Вадим поднимается с кровати. Медленно, но как хищник, который дал своей жертве ложную надежду на то, что она может еще какое-то время безболезненно подергаться на свободе.
— Начальник у тебя, Барби, действительно мудак, — растягивает слова тем самым, Авдеевским фирменным тоном — немного контролирующим, чуть насмешливым. — И, боюсь, его самодурство на работе — не самое страшное, что тебе светит.
Я нервно облизываю губы. Пальцы слабеют, а проклятое покрывало внезапно становится слишком скользким и буквально сползает вниз по груди.
Синий взгляд ползет вниз от моих губ — по шее, груди, животу.
Вынуждает колени разъехаться.
— Потому что он собирается так тебя выебать, что ты еще неделю ходить нормально не сможешь.
И прежде, чем я успеваю что-либо ответить, он просто подхватывает меня на руки, перекидывает через плечо, как мешок с картошкой, и тащит в душ.

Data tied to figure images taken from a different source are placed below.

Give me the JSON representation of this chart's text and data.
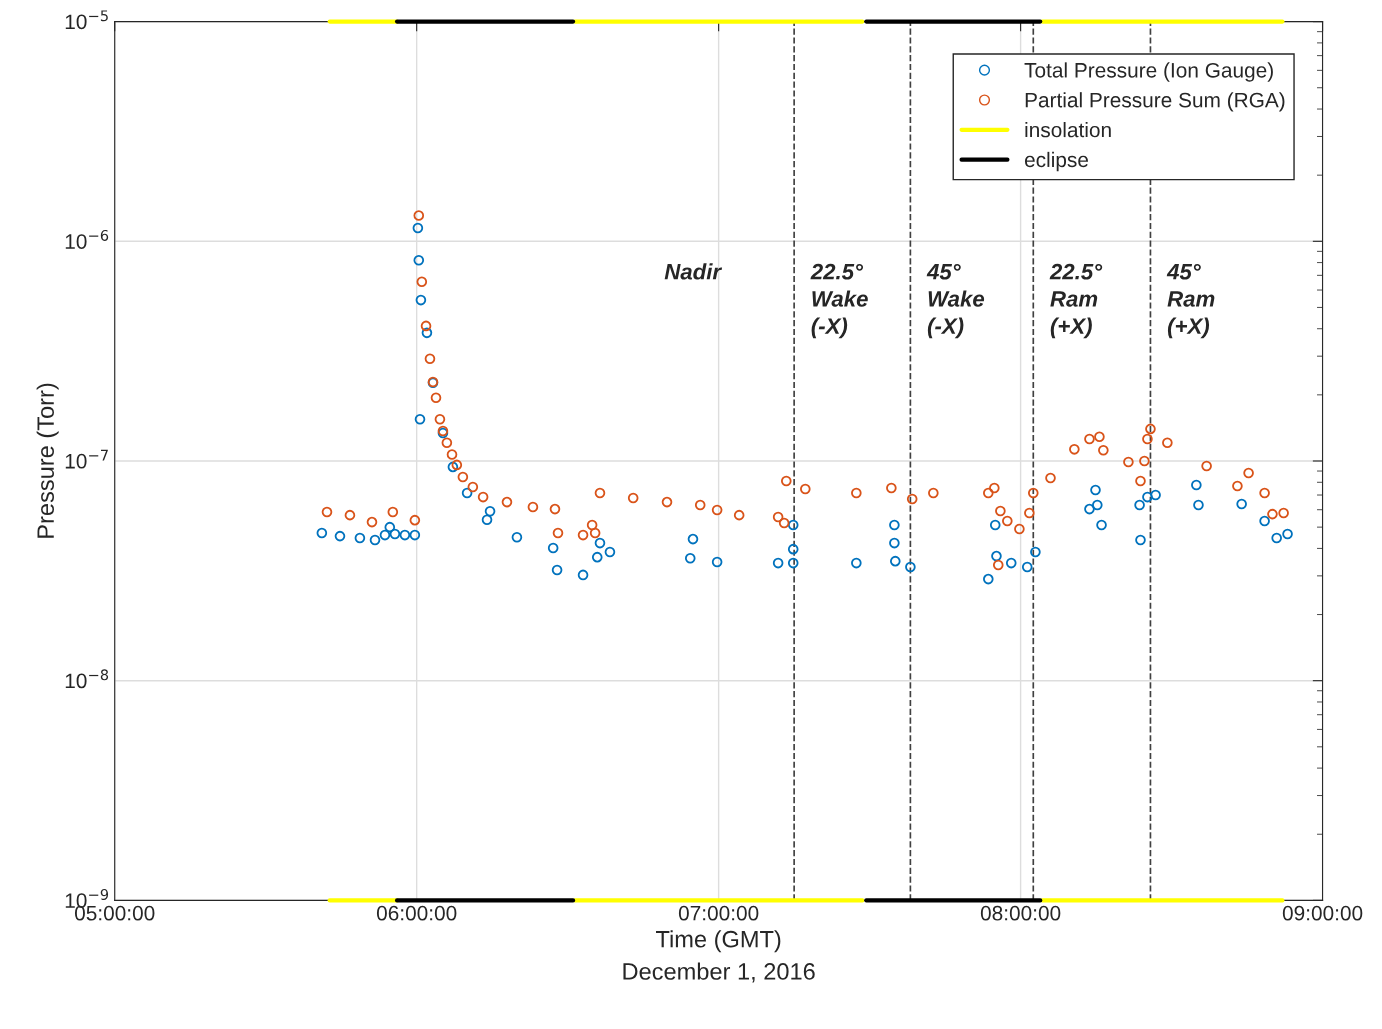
{
  "chart_data": {
    "type": "scatter",
    "xlabel": "Time (GMT)\nDecember 1, 2016",
    "ylabel": "Pressure (Torr)",
    "log": "y",
    "grid": true,
    "legend": "top right",
    "marker": "circle",
    "xlim": [
      5,
      9
    ],
    "xticks": [
      {
        "value": 5,
        "label": "05:00:00"
      },
      {
        "value": 6,
        "label": "06:00:00"
      },
      {
        "value": 7,
        "label": "07:00:00"
      },
      {
        "value": 8,
        "label": "08:00:00"
      },
      {
        "value": 9,
        "label": "09:00:00"
      }
    ],
    "ylim": [
      1e-09,
      1e-05
    ],
    "yticks": [
      {
        "value": 1e-09,
        "label": "10$^{−9}$"
      },
      {
        "value": 1e-08,
        "label": "10$^{−8}$"
      },
      {
        "value": 1e-07,
        "label": "10$^{−7}$"
      },
      {
        "value": 1e-06,
        "label": "10$^{−6}$"
      },
      {
        "value": 1e-05,
        "label": "10$^{−5}$"
      }
    ],
    "series": [
      {
        "name": "Total Pressure (Ion Gauge)",
        "color": "#0072bd",
        "x": [
          5.686,
          5.746,
          5.812,
          5.862,
          5.895,
          5.911,
          5.928,
          5.961,
          5.994,
          6.004,
          6.007,
          6.011,
          6.014,
          6.034,
          6.054,
          6.087,
          6.12,
          6.167,
          6.233,
          6.243,
          6.332,
          6.452,
          6.465,
          6.551,
          6.598,
          6.607,
          6.64,
          6.906,
          6.915,
          6.995,
          7.197,
          7.247,
          7.247,
          7.247,
          7.456,
          7.582,
          7.582,
          7.585,
          7.635,
          7.893,
          7.916,
          7.92,
          7.969,
          8.022,
          8.049,
          8.228,
          8.248,
          8.254,
          8.268,
          8.394,
          8.397,
          8.42,
          8.447,
          8.582,
          8.589,
          8.732,
          8.808,
          8.848,
          8.884
        ],
        "values": [
          4.7e-08,
          4.55e-08,
          4.46e-08,
          4.37e-08,
          4.6e-08,
          5e-08,
          4.65e-08,
          4.6e-08,
          4.6e-08,
          1.15e-06,
          8.2e-07,
          1.55e-07,
          5.4e-07,
          3.83e-07,
          2.27e-07,
          1.34e-07,
          9.4e-08,
          7.15e-08,
          5.4e-08,
          5.9e-08,
          4.5e-08,
          4.02e-08,
          3.19e-08,
          3.03e-08,
          3.65e-08,
          4.23e-08,
          3.85e-08,
          3.61e-08,
          4.41e-08,
          3.47e-08,
          3.43e-08,
          5.11e-08,
          3.97e-08,
          3.43e-08,
          3.43e-08,
          5.11e-08,
          4.23e-08,
          3.5e-08,
          3.29e-08,
          2.9e-08,
          5.11e-08,
          3.69e-08,
          3.43e-08,
          3.29e-08,
          3.85e-08,
          6.04e-08,
          7.38e-08,
          6.3e-08,
          5.11e-08,
          6.3e-08,
          4.37e-08,
          6.85e-08,
          7e-08,
          7.78e-08,
          6.3e-08,
          6.37e-08,
          5.33e-08,
          4.46e-08,
          4.65e-08
        ]
      },
      {
        "name": "Partial Pressure Sum (RGA)",
        "color": "#d95319",
        "x": [
          5.703,
          5.779,
          5.852,
          5.921,
          5.994,
          6.007,
          6.017,
          6.031,
          6.044,
          6.054,
          6.064,
          6.077,
          6.087,
          6.1,
          6.117,
          6.133,
          6.153,
          6.186,
          6.22,
          6.299,
          6.385,
          6.458,
          6.468,
          6.551,
          6.581,
          6.591,
          6.607,
          6.717,
          6.829,
          6.939,
          6.995,
          7.068,
          7.197,
          7.217,
          7.224,
          7.287,
          7.456,
          7.572,
          7.641,
          7.711,
          7.893,
          7.913,
          7.926,
          7.933,
          7.956,
          7.996,
          8.029,
          8.042,
          8.099,
          8.178,
          8.228,
          8.261,
          8.274,
          8.357,
          8.397,
          8.41,
          8.42,
          8.43,
          8.486,
          8.616,
          8.718,
          8.755,
          8.808,
          8.834,
          8.871
        ],
        "values": [
          5.86e-08,
          5.67e-08,
          5.27e-08,
          5.86e-08,
          5.38e-08,
          1.31e-06,
          6.54e-07,
          4.12e-07,
          2.92e-07,
          2.29e-07,
          1.94e-07,
          1.55e-07,
          1.37e-07,
          1.21e-07,
          1.07e-07,
          9.6e-08,
          8.46e-08,
          7.61e-08,
          6.85e-08,
          6.5e-08,
          6.17e-08,
          6.04e-08,
          4.7e-08,
          4.6e-08,
          5.11e-08,
          4.7e-08,
          7.15e-08,
          6.78e-08,
          6.5e-08,
          6.3e-08,
          5.98e-08,
          5.67e-08,
          5.56e-08,
          5.22e-08,
          8.11e-08,
          7.45e-08,
          7.15e-08,
          7.53e-08,
          6.71e-08,
          7.15e-08,
          7.15e-08,
          7.53e-08,
          3.36e-08,
          5.92e-08,
          5.33e-08,
          4.9e-08,
          5.8e-08,
          7.15e-08,
          8.37e-08,
          1.13e-07,
          1.26e-07,
          1.29e-07,
          1.12e-07,
          9.9e-08,
          8.11e-08,
          1e-07,
          1.26e-07,
          1.4e-07,
          1.21e-07,
          9.49e-08,
          7.69e-08,
          8.82e-08,
          7.15e-08,
          5.73e-08,
          5.8e-08
        ]
      },
      {
        "name": "insolation",
        "type": "line",
        "marker": "none",
        "color": "#ffff00",
        "x": [
          5.712,
          5.935
        ],
        "values": [
          1e-05,
          1e-05
        ]
      },
      {
        "type": "line",
        "marker": "none",
        "color": "#ffff00",
        "x": [
          6.524,
          7.476
        ],
        "values": [
          1e-05,
          1e-05
        ]
      },
      {
        "type": "line",
        "marker": "none",
        "color": "#ffff00",
        "x": [
          8.072,
          8.867
        ],
        "values": [
          1e-05,
          1e-05
        ]
      },
      {
        "type": "line",
        "marker": "none",
        "color": "#ffff00",
        "x": [
          5.712,
          5.935
        ],
        "values": [
          1e-09,
          1e-09
        ]
      },
      {
        "type": "line",
        "marker": "none",
        "color": "#ffff00",
        "x": [
          6.524,
          7.476
        ],
        "values": [
          1e-09,
          1e-09
        ]
      },
      {
        "type": "line",
        "marker": "none",
        "color": "#ffff00",
        "x": [
          8.072,
          8.867
        ],
        "values": [
          1e-09,
          1e-09
        ]
      },
      {
        "name": "eclipse",
        "type": "line",
        "marker": "none",
        "color": "#000000",
        "x": [
          5.935,
          6.518
        ],
        "values": [
          1e-05,
          1e-05
        ]
      },
      {
        "type": "line",
        "marker": "none",
        "color": "#000000",
        "x": [
          7.489,
          8.065
        ],
        "values": [
          1e-05,
          1e-05
        ]
      },
      {
        "type": "line",
        "marker": "none",
        "color": "#000000",
        "x": [
          5.935,
          6.518
        ],
        "values": [
          1e-09,
          1e-09
        ]
      },
      {
        "type": "line",
        "marker": "none",
        "color": "#000000",
        "x": [
          7.489,
          8.065
        ],
        "values": [
          1e-09,
          1e-09
        ]
      }
    ],
    "ref_lines": [
      {
        "axis": "x",
        "value": 7.25,
        "label": "22.5°\nWake\n(-X)",
        "color": "#404040",
        "line_style": "dashed"
      },
      {
        "axis": "x",
        "value": 7.635,
        "label": "45°\nWake\n(-X)",
        "color": "#404040",
        "line_style": "dashed"
      },
      {
        "axis": "x",
        "value": 8.042,
        "label": "22.5°\nRam\n(+X)",
        "color": "#404040",
        "line_style": "dashed"
      },
      {
        "axis": "x",
        "value": 8.43,
        "label": "45°\nRam\n(+X)",
        "color": "#404040",
        "line_style": "dashed"
      }
    ],
    "annotations": [
      "Nadir"
    ]
  }
}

— Авдеев, ты охуел?! — кричу я, колотя его кулаками по широкой, мускулистой спине. — Верни меня в кровать, немедленно!
Но он только смеется. Этим своим низким, гортанным, сводящим с ума смехом.
— Сначала душ, Барби, — говорит он, толкая дверь ванной. — И наказание. Очень долгое. И очень приятное. Для меня.
— Эгоист херов, — делаю вид, что ворчу, хотя понимаю, что уже попала.
Окончательно. Бесповоротно.
— Не самая лучшая тактика выпрашивания оргазма, — прищелкивает языком, и буквально взрывается издевательским смехом, когда я обрушиваю на его спину новую порцию ударов.
Из душа мы выходим примерно через полчаса, а может и позже.
Ну как выходим — Вадим выносит меня на руках, в состоянии заёбаной тряпочки. И в данном случае «заёбаной» — это комплимент его какой-то просто звериной неутомимости. Не знаю, шутил он или нет, когда говорил, что выколачивает из меня те обидные слова сомнения в его потенции, но, если бы у меня была возможность вернуться в прошлое, в тот ужин, я бы дала себе подзатыльник за секунду до того, как ляпну эту глупость.
Я лежу на простынях — голая, мокрая, с растрепанными мокрыми волосами и наблюдаю за тем, как он натягивает шорты. И футболку — на этом факте я почему-то с облегчением выдыхаю. Не знаю, откуда это дурное собственничество — после вчерашнего вечера в компании Шутовых, у меня ноль сомнений в том, что между ним и Лори ничего нет. Но, возможно, когда-то было — я стараюсь пока не думать об этом. Но мне нравится, что Вадим не будет расхаживать топлес перед другими женскими глазами. Даже если одни из них принадлежат бесконечно влюбленной в другого мужика женщине, а другие — пятидесятилетней няне.